My only caution is that good writers and LLMs look very similar, because LLMs were trained on a corpus of good writers. Good writers use semicolons and em-dashes. Sometimes we used bulleted lists or Oxford commas.
So we should make sure to follow that other HN rule, and assume the person on the other end is a good faith actor, and be cautious about accusing someone of using AI.
(I've been accused multiple times of being an AI after writing long well written comments 100% by hand)
Like, sure, LLM writing is almost always grammatically correct, spelled correctly, formatted correctly, etc., which tends to be true of good writing. But there's a certain style that it just can't get away from. It's not just the em-dashes, the semi-colons, or the bulleted lists. It's the short, punchy sentences, with few-to-no asides or digressions. Often using idiom, but only in a stale, trite, and homogenized manner. Real humans, are each different -- which lends a certain unpredictability to our writing, even if trying to write to a semi-formal standard, the way "good" writers often do -- but LLMs are all so painfully the same, and the output shows it.
Sometimes speedbumps that deter the lowest effort infractions are sufficient but I don't think this is that time.
On a per-prompt basis, or via a persistent system prompt or SKILL, or - god help us - via community-specific fine tuning, LLMs can convincingly affect insane variations in prose styling.
https://www.reddit.com/r/ExperiencedDevs/comments/1pyjkuf/i_...
Granted, it was in a thread about AI and maybe people were on edge, but I was still accused, which to be honest hurt a bit after the effort I put into writing it.
How do you know?
Uhh, isn't that how senior management in larger corporations communicates ...
- You seem to have a rather high opinion of your own writing :-)
- Why the mix of tense (use/used)?
- Oxford commas are a monstrosity
Please don’t present your personal aesthetic beliefs as if those who disagree are morally wrong ‘bad people’. This ‘monstrosity’ comment in this context is derogatory-by-proxy of everyone (including the person you’re criticizing) who uses them, whether they know anything at all about your arguments that they should not, and that’s not really a good tone for us users here to be taking with each other.
Being anti-Oxford comma is baffling. It's almost zero extra effort and reduces confusion.
(This isn’t necessarily true for first world countries, which is why I describe it for the non-U.S. folks in particular.)
I use semicolons a lot. If this is the nouveau tell du jour for LLMs then I'm in trouble.
Good writing is not created by Oxford commas or em-dashes. It comes from taste.
Perhaps always be sure to say something especially timely, original or insightful that an LLM can't have come up with.

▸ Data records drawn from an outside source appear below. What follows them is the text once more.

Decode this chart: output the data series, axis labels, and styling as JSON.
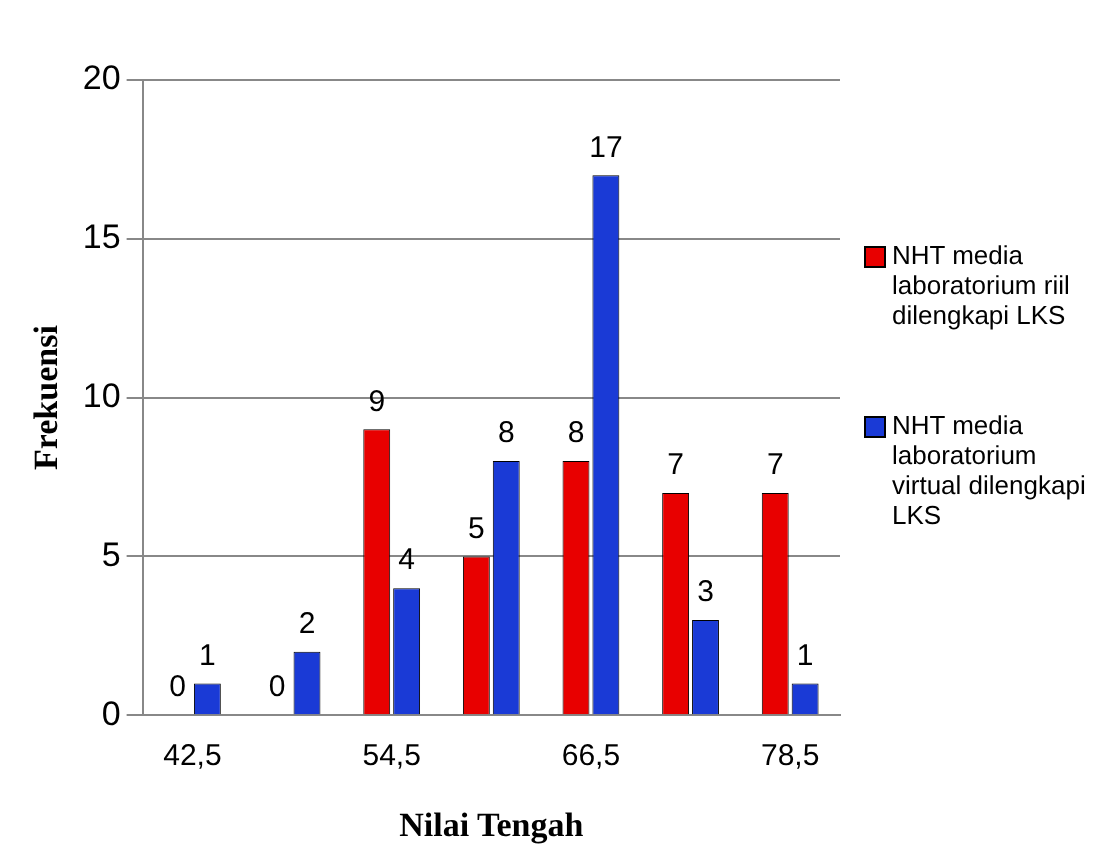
{
  "chart_data": {
    "type": "bar",
    "xlabel": "Nilai Tengah",
    "ylabel": "Frekuensi",
    "categories": [
      "42,5",
      null,
      "54,5",
      null,
      "66,5",
      null,
      "78,5"
    ],
    "series": [
      {
        "name": "NHT media laboratorium riil dilengkapi LKS",
        "color": "#e80000",
        "values": [
          0,
          0,
          9,
          5,
          8,
          7,
          7
        ]
      },
      {
        "name": "NHT media laboratorium virtual dilengkapi LKS",
        "color": "#1a3ad6",
        "values": [
          1,
          2,
          4,
          8,
          17,
          3,
          1
        ]
      }
    ],
    "ylim": [
      0,
      20
    ],
    "yticks": [
      0,
      5,
      10,
      15,
      20
    ],
    "grid": "y",
    "legend": "right",
    "data_labels": true
  }
}
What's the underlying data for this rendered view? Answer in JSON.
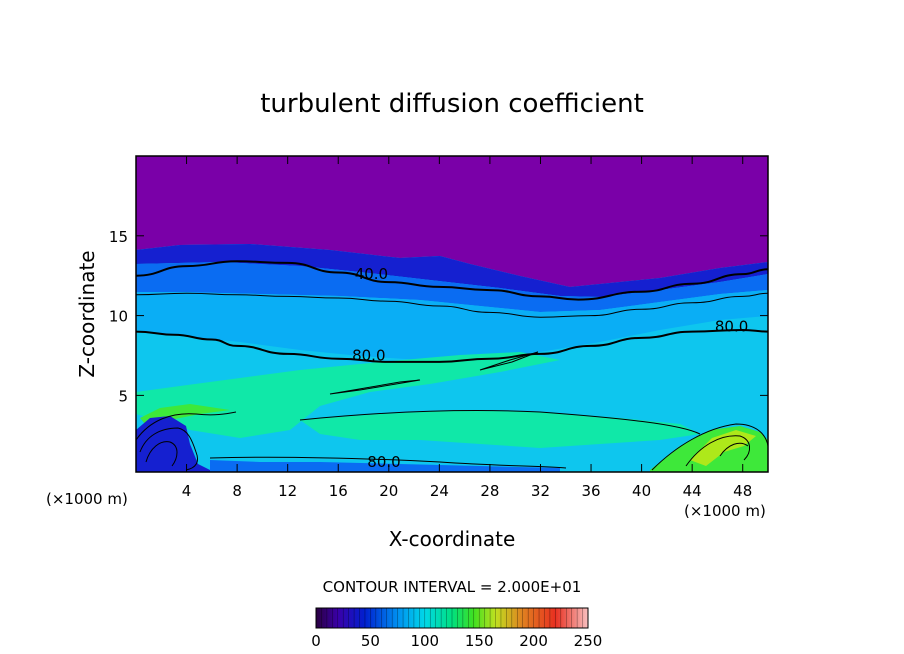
{
  "chart_data": {
    "type": "heatmap",
    "title": "turbulent diffusion coefficient",
    "xlabel": "X-coordinate",
    "ylabel": "Z-coordinate",
    "x_unit_left": "(×1000 m)",
    "x_unit_right": "(×1000 m)",
    "xlim": [
      0,
      50
    ],
    "ylim": [
      0.2,
      20
    ],
    "x_ticks": [
      4,
      8,
      12,
      16,
      20,
      24,
      28,
      32,
      36,
      40,
      44,
      48
    ],
    "y_ticks": [
      5,
      10,
      15
    ],
    "contour_interval_text": "CONTOUR INTERVAL = 2.000E+01",
    "contour_labels": [
      {
        "text": "40.0",
        "x": 17.3,
        "z": 12.3
      },
      {
        "text": "80.0",
        "x": 17.1,
        "z": 7.2
      },
      {
        "text": "80.0",
        "x": 45.8,
        "z": 9.0
      },
      {
        "text": "80.0",
        "x": 18.3,
        "z": 0.5
      }
    ],
    "contours": [
      {
        "level": 40,
        "x": [
          0,
          4,
          8,
          12,
          16,
          20,
          24,
          28,
          32,
          35,
          40,
          44,
          48,
          50
        ],
        "z": [
          12.5,
          13.1,
          13.4,
          13.3,
          12.7,
          12.1,
          11.8,
          11.6,
          11.2,
          11.0,
          11.5,
          12.0,
          12.6,
          12.9
        ]
      },
      {
        "level": 60,
        "x": [
          0,
          4,
          8,
          12,
          16,
          20,
          24,
          28,
          32,
          36,
          40,
          44,
          48,
          50
        ],
        "z": [
          11.3,
          11.4,
          11.3,
          11.2,
          11.1,
          10.9,
          10.6,
          10.2,
          9.9,
          10.0,
          10.4,
          10.8,
          11.2,
          11.4
        ]
      },
      {
        "level": 80,
        "x": [
          0,
          3,
          6,
          8,
          12,
          16,
          20,
          24,
          28,
          32,
          36,
          40,
          44,
          48,
          50
        ],
        "z": [
          9.0,
          8.8,
          8.5,
          8.1,
          7.6,
          7.3,
          7.1,
          7.1,
          7.3,
          7.6,
          8.1,
          8.6,
          9.0,
          9.1,
          9.0
        ]
      }
    ],
    "colorbar": {
      "ticks": [
        0,
        50,
        100,
        150,
        200,
        250
      ],
      "range": [
        0,
        250
      ],
      "colors": [
        "#1a0033",
        "#3a00a0",
        "#0020c8",
        "#0070e8",
        "#00c0e0",
        "#00d890",
        "#40e030",
        "#c0e020",
        "#e07020",
        "#e83020",
        "#f0a0a0"
      ]
    },
    "regions": [
      {
        "range": [
          0,
          20
        ],
        "color": "#7a00a8"
      },
      {
        "range": [
          20,
          40
        ],
        "color": "#1520d0"
      },
      {
        "range": [
          40,
          60
        ],
        "color": "#0a6cf2"
      },
      {
        "range": [
          60,
          80
        ],
        "color": "#0aaef5"
      },
      {
        "range": [
          80,
          100
        ],
        "color": "#06e2e6"
      },
      {
        "range": [
          100,
          120
        ],
        "color": "#10e8a8"
      },
      {
        "range": [
          120,
          140
        ],
        "color": "#3ee83a"
      },
      {
        "range": [
          140,
          160
        ],
        "color": "#aee81a"
      }
    ]
  }
}
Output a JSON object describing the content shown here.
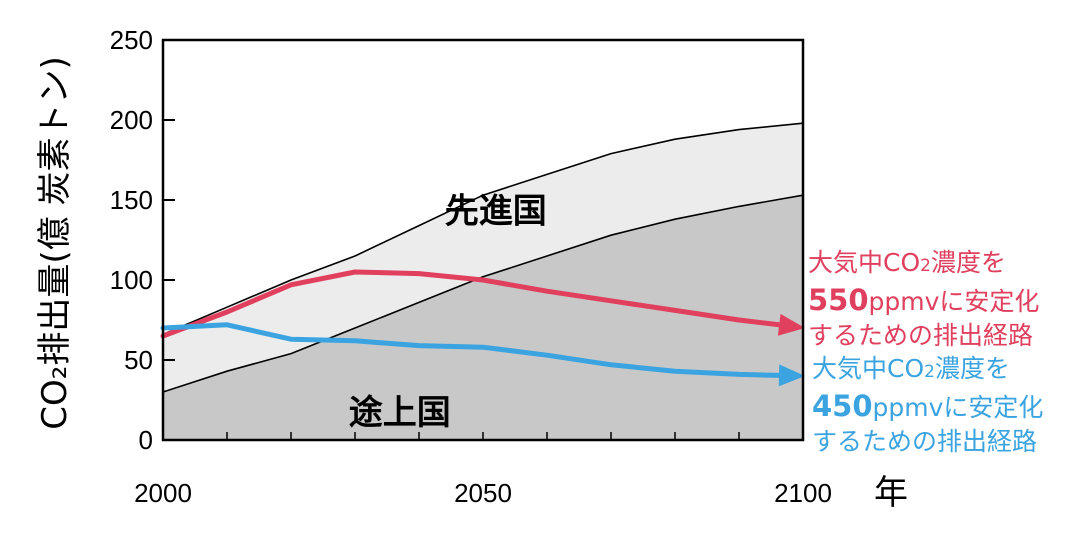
{
  "chart_data": {
    "type": "area",
    "ylabel": "CO₂排出量(億 炭素トン)",
    "xlabel_unit": "年",
    "xlim": [
      2000,
      2100
    ],
    "ylim": [
      0,
      250
    ],
    "x_ticks": [
      2000,
      2050,
      2100
    ],
    "y_ticks": [
      0,
      50,
      100,
      150,
      200,
      250
    ],
    "grid": false,
    "regions": [
      {
        "name": "先進国",
        "color": "#ececec"
      },
      {
        "name": "途上国",
        "color": "#c8c8c8"
      }
    ],
    "x": [
      2000,
      2010,
      2020,
      2030,
      2040,
      2050,
      2060,
      2070,
      2080,
      2090,
      2100
    ],
    "series": [
      {
        "name": "途上国",
        "role": "developing_upper",
        "values": [
          30,
          43,
          54,
          70,
          86,
          102,
          115,
          128,
          138,
          146,
          153
        ]
      },
      {
        "name": "先進国",
        "role": "total_upper",
        "values": [
          66,
          83,
          100,
          115,
          134,
          153,
          166,
          179,
          188,
          194,
          198
        ]
      },
      {
        "name": "550",
        "role": "stabilization",
        "color": "#e0405e",
        "values": [
          65,
          80,
          97,
          105,
          104,
          100,
          93,
          87,
          81,
          75,
          70
        ]
      },
      {
        "name": "450",
        "role": "stabilization",
        "color": "#3ba4e0",
        "values": [
          70,
          72,
          63,
          62,
          59,
          58,
          53,
          47,
          43,
          41,
          40
        ]
      }
    ],
    "annotations": [
      {
        "color": "#e0405e",
        "line1": "大気中CO",
        "sub": "2",
        "line1b": "濃度を",
        "num": "550",
        "line2": "ppmvに安定化",
        "line3": "するための排出経路"
      },
      {
        "color": "#3ba4e0",
        "line1": "大気中CO",
        "sub": "2",
        "line1b": "濃度を",
        "num": "450",
        "line2": "ppmvに安定化",
        "line3": "するための排出経路"
      }
    ]
  }
}
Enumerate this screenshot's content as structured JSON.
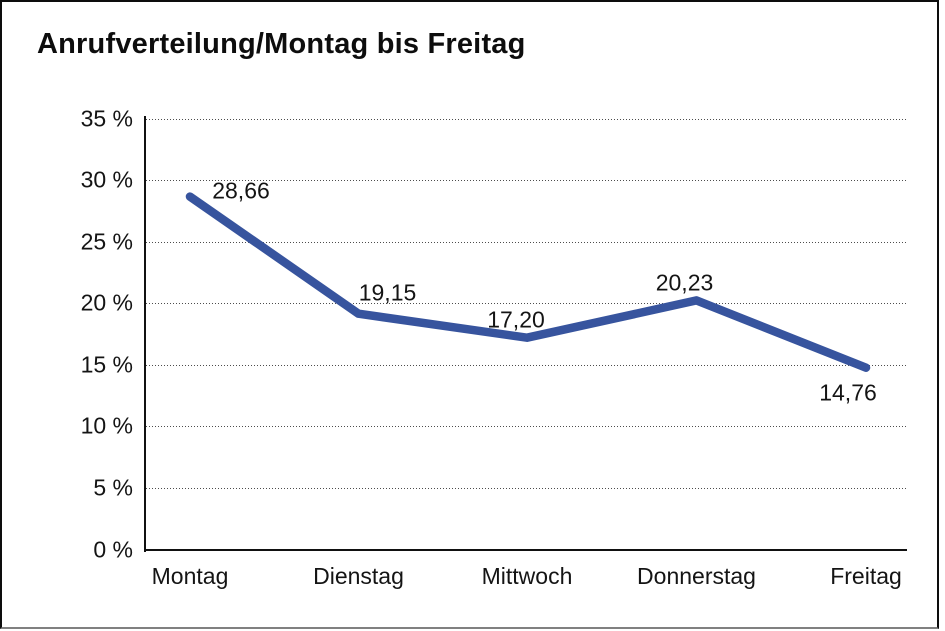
{
  "chart_data": {
    "type": "line",
    "title": "Anrufverteilung/Montag bis Freitag",
    "categories": [
      "Montag",
      "Dienstag",
      "Mittwoch",
      "Donnerstag",
      "Freitag"
    ],
    "values": [
      28.66,
      19.15,
      17.2,
      20.23,
      14.76
    ],
    "data_labels": [
      "28,66",
      "19,15",
      "17,20",
      "20,23",
      "14,76"
    ],
    "y_tick_values": [
      0,
      5,
      10,
      15,
      20,
      25,
      30,
      35
    ],
    "y_tick_labels": [
      "0 %",
      "5 %",
      "10 %",
      "15 %",
      "20 %",
      "25 %",
      "30 %",
      "35 %"
    ],
    "ylim": [
      0,
      35
    ],
    "xlabel": "",
    "ylabel": "",
    "legend": "none",
    "grid": "horizontal-dotted",
    "line_color": "#37549E"
  }
}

* A comment should be judged on its merits mostly, and if a comment seems to be substantive, interesting, or ask a thoughtful question, it should be acceptable. I think some LLM comments look superficially relevant, but a moment's thought can make me wonder if a comment actually added anything to the discussion, or did it sound like a rephrasing or generalization of a topic?
* Unfortunately for decent new users, account age is one metric on which to judge here.
* People who post here, should want to engage on a subject when they can, and disengage and be quiet when they can't. There is nothing wrong if you're not an expert on something, and it is not desired by the people here to have you alt-tab to an LLM to plug in extra perspective. We can all do that on our own.
People moving to careless writing for authenticity while good writing will be considered AI? funny. We want authentic human thought but can only detect human style.
This reddit thread that came out today is the perfect inversion of the discussion here: https://old.reddit.com/r/ChatGPTPromptGenius/comments/1rr19k...
No, only if you oversimplify "good writing" to a set of linguistic tics. LLM writing isn't good, it just overuses certain features without much judgement or context awareness. Some of those are writerly.
I don’t think there’s a lot to AI generated stuff on here that really bothered me to the point I wanted to call someone out.
I disagree; good writing communicates an idea effectively. Using em dashes and semicolons — even though they have some meaning — confuses the reader because they add unnecessary noise. Surely you wouldn't say that adding such unnecessary punctuation as an interrobang is a sign of a good writer‽
Good writers ALWAYS use the Oxford comma.
While that might be ideal, is that really the case with most LLM training data? Does the curation process weed out all the slop from bad writers?